After several years in Germany, Fr Eddie responded to a call for priests to minister to Aboriginal communities in Australia, having spent some time Down Under as part of his pastoral experience program as a deacon.

During his seven years in the Western Australian dioceses of Broome and Geraldton, Fr Eddie says he quickly observed great benefits from getting involved in the lives of community members.

“When I was in Broome, what helped me was going out for activities like camping and fishing, and getting involved in sports,” he says.

“When you go out and involve yourself in those activities, you meet people in their original state.”

His interactions with the Aboriginal communities were particularly rewarding, Fr Eddie adds.

“The Aboriginal people are very welcoming and very generous,” he says. “Every time they go out fishing or hunting, they bring you something, and they invite you to go out with them.

“They are very spiritual people even though they don’t come to church… they still have a lot of respect for the Catholic religion.”

Unlike his home in Kenya, where priests have to sneak away from large crowds of people seeking them, Fr Eddie says the Australian context requires priests to go out to the people.

“In Africa, the people come to us, but here you have to make an effort after Mass to stand outside the church and say ‘hello’ to people,” he says. “It’s so different, and that’s why, as a new priest, you really need to take time just to learn the culture.”

Ministering in some of the most remote parts of the country provided additional challenges, Fr Eddie says.

“The first challenge is the big distances you have to go to meet people,” he says. “When I was in the parish of Bidyadanga La Grange, I used to go to the desert communities almost 900km away.

“Then I would go there and there would only be five people for Mass. Even if it is only one person, they represent the Body of Christ, but it can be frustrating.”
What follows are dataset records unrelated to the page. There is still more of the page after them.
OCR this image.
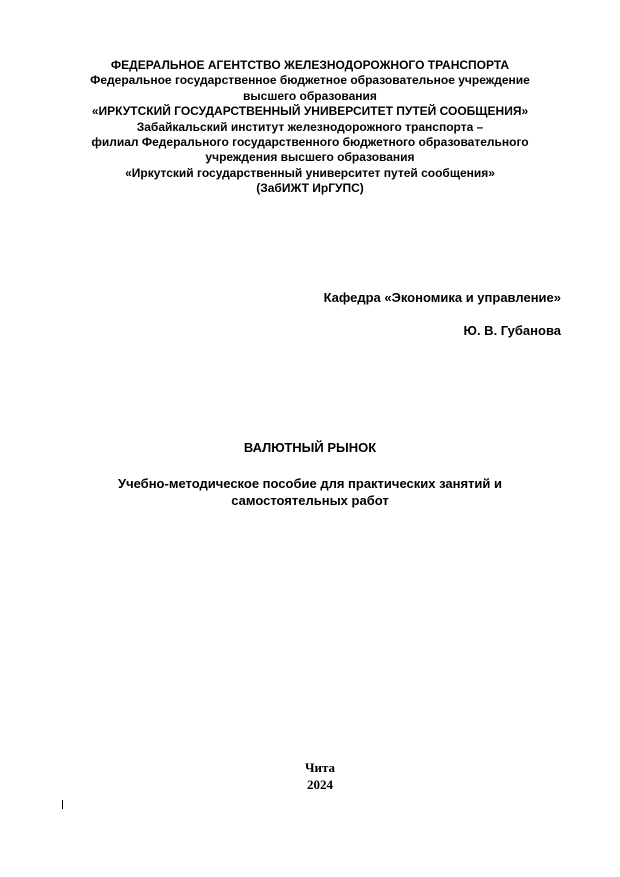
ФЕДЕРАЛЬНОЕ АГЕНТСТВО ЖЕЛЕЗНОДОРОЖНОГО ТРАНСПОРТА
Федеральное государственное бюджетное образовательное учреждение
высшего образования
«ИРКУТСКИЙ ГОСУДАРСТВЕННЫЙ УНИВЕРСИТЕТ ПУТЕЙ СООБЩЕНИЯ»
Забайкальский институт железнодорожного транспорта –
филиал Федерального государственного бюджетного образовательного
учреждения высшего образования
«Иркутский государственный университет путей сообщения»
(ЗабИЖТ ИрГУПС)
Кафедра «Экономика и управление»
Ю. В. Губанова
ВАЛЮТНЫЙ РЫНОК
Учебно-методическое пособие для практических занятий и
самостоятельных работ
Чита
2024
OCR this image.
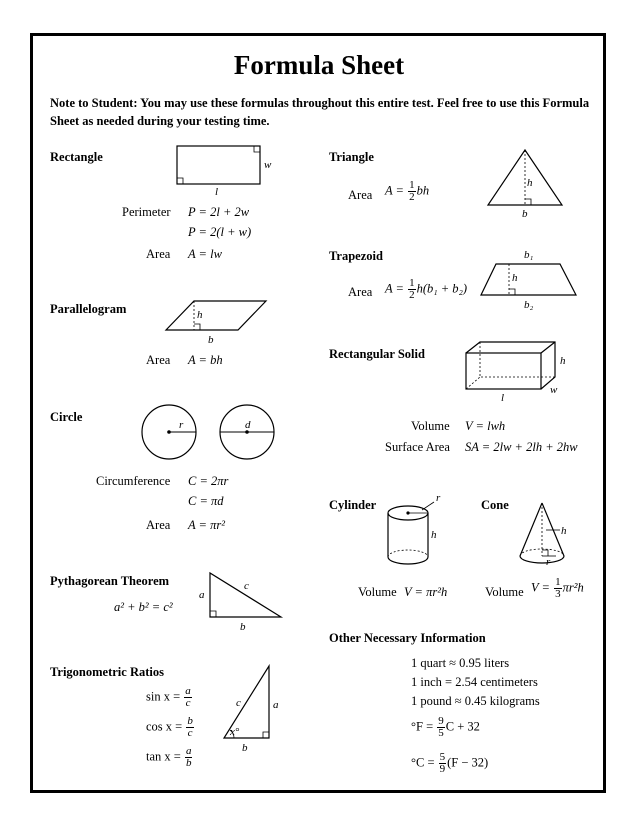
Formula Sheet
Note to Student: You may use these formulas throughout this entire test. Feel free to use this Formula Sheet as needed during your testing time.
Rectangle
w
l
Perimeter P = 2l + 2w
P = 2(l + w)
Area A = lw
Triangle
Area $A = \frac{1}{2}$ bh
h
b
Trapezoid
Area $A = \frac{1}{2} h(b_1 + b_2)$
h
b₁
b₂
Parallelogram	h
b
Area A = bh	Rectangular Solid	h
w
l
Volume V = lwh
Surface Area SA = 2lw + 2lh + 2hw
Circle
r	d
Circumference C = 2πr
C = πd
Area A = πr²
Cylinder	r
h
Volume V = πr²h
Cone
h
r
Volume $V = \frac{1}{3} \pi r^2h$
Pythagorean Theorem
a² + b² = c²
a
c
b
Other Necessary Information
1 quart ≈ 0.95 liters
1 inch = 2.54 centimeters
1 pound ≈ 0.45 kilograms
$^\circ F = \frac{9}{5}$ C + 32
$^\circ C = \frac{5}{9} (F - 32)$
Trigonometric Ratios
$\sin x = \frac{a}{c}$
$\cos x = \frac{b}{c}$
$\tan x = \frac{a}{b}$
a
c
x°
b
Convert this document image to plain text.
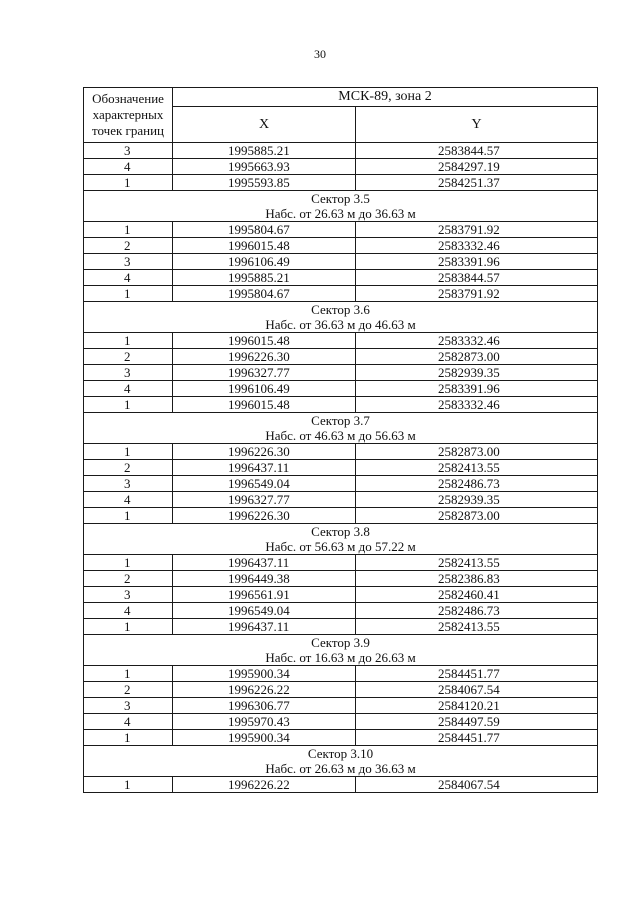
30
Обозначение
характерных
точек границ	МСК-89, зона 2	
	X	Y
3	1995885.21	2583844.57
4	1995663.93	2584297.19
1	1995593.85	2584251.37

Сектор 3.5
Набс. от 26.63 м до 36.63 м		

1	1995804.67	2583791.92
2	1996015.48	2583332.46
3	1996106.49	2583391.96
4	1995885.21	2583844.57
1	1995804.67	2583791.92

Сектор 3.6
Набс. от 36.63 м до 46.63 м		

1	1996015.48	2583332.46
2	1996226.30	2582873.00
3	1996327.77	2582939.35
4	1996106.49	2583391.96
1	1996015.48	2583332.46

Сектор 3.7
Набс. от 46.63 м до 56.63 м		

1	1996226.30	2582873.00
2	1996437.11	2582413.55
3	1996549.04	2582486.73
4	1996327.77	2582939.35
1	1996226.30	2582873.00

Сектор 3.8
Набс. от 56.63 м до 57.22 м		

1	1996437.11	2582413.55
2	1996449.38	2582386.83
3	1996561.91	2582460.41
4	1996549.04	2582486.73
1	1996437.11	2582413.55

Сектор 3.9
Набс. от 16.63 м до 26.63 м		

1	1995900.34	2584451.77
2	1996226.22	2584067.54
3	1996306.77	2584120.21
4	1995970.43	2584497.59
1	1995900.34	2584451.77

Сектор 3.10
Набс. от 26.63 м до 36.63 м		

1	1996226.22	2584067.54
While such numbers attending Mass may reflect the overall decline in Mass attendance in Australia over recent years, Fr Eddie says the same issues facing the Church in Australia are also present in other parts of the world.

“The world has become a small village, so the things that are affecting Australia are also affecting Africa,” he says. “The Church in Africa is beginning to get tired, and the number of ordinations in Africa is decreasing.”

Now based at Holy Spirit Parish in Bray Park, in the Archdiocese of Brisbane, Fr Eddie says his advice for migrant priests coming to Australia is to participate in the regular activities and gatherings of the community as much as possible and to be patient.

“Take time to learn, because we do things differently where we come from,” he says. “Don’t be in a rush to make an impression, don’t be in a rush to solve things, don’t be in a rush to prove what you are worth. Just take time and learn from the people; and join them in their activities because I think that’s very helpful in getting used to the culture.”